Son éstas las opiniones de algunos de los 26 jóvenes de entre 12 y 16 años a los que, cada lunes, Gus y Ali -de la compañía barcelonesa Impacta Teatre- dan talleres de teatro social y del oprimido .

En horario escolar, mientras sus compañeros están sentados en clase, éstos, reunidos en tres grupos (dos IES y un casal de jóvenes del ayuntamiento) hacen juegos teatrales y crean, junto con los dinamizadores, piezas que tratan conflictos que están viviendo, como el bullying o los relacionados al género. La razón de un trato tan especial es que así está considerado por su entorno cada uno de ellos. Algunos tienen trastornos varios y problemas de hiperactividad. Muchos tienen situaciones familiares que decirles complicadas sería un eufemismo, unos cuantos se medican a diario y todos merecieron estar en el taller durante dos horas semanales por falta de autoestima y de capacidad de concentración.”Al principio era imposible hacerles poner de pie”, recuerda Ali.

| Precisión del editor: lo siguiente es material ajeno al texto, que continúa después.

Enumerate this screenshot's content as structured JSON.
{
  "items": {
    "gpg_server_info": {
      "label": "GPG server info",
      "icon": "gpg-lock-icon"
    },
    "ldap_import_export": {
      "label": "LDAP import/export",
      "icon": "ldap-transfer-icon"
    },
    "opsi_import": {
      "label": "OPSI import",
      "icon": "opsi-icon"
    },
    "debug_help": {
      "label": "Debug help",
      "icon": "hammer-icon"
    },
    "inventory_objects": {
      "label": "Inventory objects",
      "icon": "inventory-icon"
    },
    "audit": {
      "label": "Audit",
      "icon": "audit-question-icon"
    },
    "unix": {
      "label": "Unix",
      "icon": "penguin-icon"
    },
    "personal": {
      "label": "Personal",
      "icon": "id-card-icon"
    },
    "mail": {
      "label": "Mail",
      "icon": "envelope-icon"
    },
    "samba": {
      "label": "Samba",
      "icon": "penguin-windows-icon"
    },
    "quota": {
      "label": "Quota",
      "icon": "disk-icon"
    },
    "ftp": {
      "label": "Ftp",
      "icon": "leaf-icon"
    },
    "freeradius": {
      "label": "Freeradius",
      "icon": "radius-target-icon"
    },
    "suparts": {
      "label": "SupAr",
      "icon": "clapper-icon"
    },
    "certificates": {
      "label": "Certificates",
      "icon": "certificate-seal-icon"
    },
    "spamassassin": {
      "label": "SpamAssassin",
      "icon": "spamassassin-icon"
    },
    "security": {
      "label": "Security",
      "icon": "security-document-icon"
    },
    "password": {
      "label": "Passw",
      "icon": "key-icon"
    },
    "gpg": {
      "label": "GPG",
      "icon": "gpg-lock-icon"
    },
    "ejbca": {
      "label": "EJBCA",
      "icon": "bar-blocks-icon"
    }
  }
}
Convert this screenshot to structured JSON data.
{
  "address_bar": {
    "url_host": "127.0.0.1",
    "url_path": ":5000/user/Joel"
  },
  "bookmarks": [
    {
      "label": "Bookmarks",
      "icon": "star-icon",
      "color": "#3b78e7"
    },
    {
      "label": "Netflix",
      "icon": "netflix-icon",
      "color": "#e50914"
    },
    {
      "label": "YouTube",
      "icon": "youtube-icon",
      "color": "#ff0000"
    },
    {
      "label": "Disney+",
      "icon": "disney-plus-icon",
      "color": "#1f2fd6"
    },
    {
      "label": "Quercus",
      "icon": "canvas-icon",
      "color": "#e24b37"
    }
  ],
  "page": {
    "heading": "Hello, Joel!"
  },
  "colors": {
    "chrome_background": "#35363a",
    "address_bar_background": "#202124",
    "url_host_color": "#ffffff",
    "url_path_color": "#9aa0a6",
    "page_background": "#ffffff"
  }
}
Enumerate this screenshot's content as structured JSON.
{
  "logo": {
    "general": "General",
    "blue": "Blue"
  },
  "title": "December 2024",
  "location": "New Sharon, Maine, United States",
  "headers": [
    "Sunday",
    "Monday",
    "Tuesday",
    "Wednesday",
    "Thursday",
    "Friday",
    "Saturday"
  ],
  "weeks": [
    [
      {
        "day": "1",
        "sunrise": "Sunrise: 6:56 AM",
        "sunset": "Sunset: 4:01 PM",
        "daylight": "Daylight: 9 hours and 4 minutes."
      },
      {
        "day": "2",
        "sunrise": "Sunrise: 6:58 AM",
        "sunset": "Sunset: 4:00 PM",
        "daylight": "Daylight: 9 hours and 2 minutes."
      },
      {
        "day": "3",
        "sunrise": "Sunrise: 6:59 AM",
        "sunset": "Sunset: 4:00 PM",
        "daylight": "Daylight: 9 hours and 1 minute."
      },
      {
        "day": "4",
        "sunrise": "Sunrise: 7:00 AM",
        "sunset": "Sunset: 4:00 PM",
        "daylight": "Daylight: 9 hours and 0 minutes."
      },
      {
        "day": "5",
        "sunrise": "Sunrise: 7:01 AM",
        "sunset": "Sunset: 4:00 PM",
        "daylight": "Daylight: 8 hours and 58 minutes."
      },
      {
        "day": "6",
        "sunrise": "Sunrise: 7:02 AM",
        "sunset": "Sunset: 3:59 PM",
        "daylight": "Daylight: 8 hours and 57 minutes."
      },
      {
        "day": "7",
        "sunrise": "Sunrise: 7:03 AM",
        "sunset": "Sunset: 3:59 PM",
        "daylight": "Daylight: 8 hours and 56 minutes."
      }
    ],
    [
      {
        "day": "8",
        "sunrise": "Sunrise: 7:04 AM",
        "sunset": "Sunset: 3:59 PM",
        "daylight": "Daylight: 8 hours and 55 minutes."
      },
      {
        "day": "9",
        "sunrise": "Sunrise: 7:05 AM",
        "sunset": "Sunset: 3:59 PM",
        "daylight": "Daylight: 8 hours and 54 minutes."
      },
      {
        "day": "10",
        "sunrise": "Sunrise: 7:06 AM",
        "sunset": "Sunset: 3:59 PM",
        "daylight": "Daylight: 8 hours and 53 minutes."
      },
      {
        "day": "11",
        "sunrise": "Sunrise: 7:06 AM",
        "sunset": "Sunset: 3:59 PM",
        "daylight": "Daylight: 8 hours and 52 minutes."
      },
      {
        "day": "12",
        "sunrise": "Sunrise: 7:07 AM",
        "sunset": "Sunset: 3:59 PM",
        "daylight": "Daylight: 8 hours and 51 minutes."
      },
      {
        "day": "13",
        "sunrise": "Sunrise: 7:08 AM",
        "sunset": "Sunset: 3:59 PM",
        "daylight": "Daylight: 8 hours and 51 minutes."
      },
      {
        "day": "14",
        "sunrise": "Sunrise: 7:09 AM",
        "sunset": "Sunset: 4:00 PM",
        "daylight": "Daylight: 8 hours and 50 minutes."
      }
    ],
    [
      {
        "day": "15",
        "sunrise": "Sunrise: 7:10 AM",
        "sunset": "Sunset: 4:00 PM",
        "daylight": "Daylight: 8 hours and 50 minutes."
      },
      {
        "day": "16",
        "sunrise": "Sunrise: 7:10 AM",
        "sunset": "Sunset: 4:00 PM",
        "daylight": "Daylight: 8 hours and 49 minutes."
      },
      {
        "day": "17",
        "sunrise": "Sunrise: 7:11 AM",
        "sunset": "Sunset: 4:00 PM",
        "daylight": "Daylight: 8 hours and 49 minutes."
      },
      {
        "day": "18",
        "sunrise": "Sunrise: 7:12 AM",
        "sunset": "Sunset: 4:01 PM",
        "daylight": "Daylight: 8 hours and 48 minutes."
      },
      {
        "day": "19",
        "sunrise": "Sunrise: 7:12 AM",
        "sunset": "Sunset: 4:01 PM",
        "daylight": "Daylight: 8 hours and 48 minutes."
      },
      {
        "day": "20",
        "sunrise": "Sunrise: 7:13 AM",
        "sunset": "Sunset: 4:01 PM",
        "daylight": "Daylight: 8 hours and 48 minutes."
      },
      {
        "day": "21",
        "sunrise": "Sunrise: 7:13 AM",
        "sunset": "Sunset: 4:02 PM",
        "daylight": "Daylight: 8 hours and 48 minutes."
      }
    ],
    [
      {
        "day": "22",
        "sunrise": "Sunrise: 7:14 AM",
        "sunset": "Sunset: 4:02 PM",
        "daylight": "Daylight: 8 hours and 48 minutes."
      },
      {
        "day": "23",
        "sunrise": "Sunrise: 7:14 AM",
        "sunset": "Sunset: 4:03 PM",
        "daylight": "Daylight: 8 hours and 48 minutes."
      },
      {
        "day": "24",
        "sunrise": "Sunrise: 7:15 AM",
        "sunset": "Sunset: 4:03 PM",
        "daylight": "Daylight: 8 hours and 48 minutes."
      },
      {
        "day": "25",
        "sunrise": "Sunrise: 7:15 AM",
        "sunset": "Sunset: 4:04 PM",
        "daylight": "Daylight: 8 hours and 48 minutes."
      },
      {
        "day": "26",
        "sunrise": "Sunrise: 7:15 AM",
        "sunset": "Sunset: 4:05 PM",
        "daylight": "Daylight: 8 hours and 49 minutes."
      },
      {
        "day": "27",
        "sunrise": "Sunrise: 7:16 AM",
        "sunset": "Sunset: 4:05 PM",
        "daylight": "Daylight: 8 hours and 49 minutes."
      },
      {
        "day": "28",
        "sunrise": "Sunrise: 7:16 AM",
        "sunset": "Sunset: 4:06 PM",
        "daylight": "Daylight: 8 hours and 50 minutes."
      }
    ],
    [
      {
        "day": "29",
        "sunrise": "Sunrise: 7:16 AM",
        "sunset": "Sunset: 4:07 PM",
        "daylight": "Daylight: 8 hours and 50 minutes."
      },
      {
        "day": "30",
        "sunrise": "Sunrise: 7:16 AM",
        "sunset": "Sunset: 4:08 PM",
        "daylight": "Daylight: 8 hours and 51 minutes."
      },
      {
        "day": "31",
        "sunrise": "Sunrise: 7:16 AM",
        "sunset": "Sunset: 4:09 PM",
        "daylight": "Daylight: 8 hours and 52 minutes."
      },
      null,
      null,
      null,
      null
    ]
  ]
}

En uno de los tres grupos, además de una pieza sobre género y violencia directa, se prevé hacer, para fin de curso, un foro abierto al público, donde se intentará encontrar colectivamente y en la acción -en escena- posibles soluciones al conflicto. Es ésta una de las herramientas del Teatro del Oprimido que Impacta -como otros 5 grupos en Catalunya- practican desde hace años. (Para más info www.theatreoftheoppressed.org)

Ayer estuvimos con ellos (junto con nuestro compañero Massimiliano) asistiendo a los tres talleres de Gus y Ali a los respectivos y heterogéneos grupos de chicos y chicas que llevan (dos de ellos – en uno de los institutos y en el casal- desde hace 3 años, y el tercero en el otro instituto) desde el principio de este curso.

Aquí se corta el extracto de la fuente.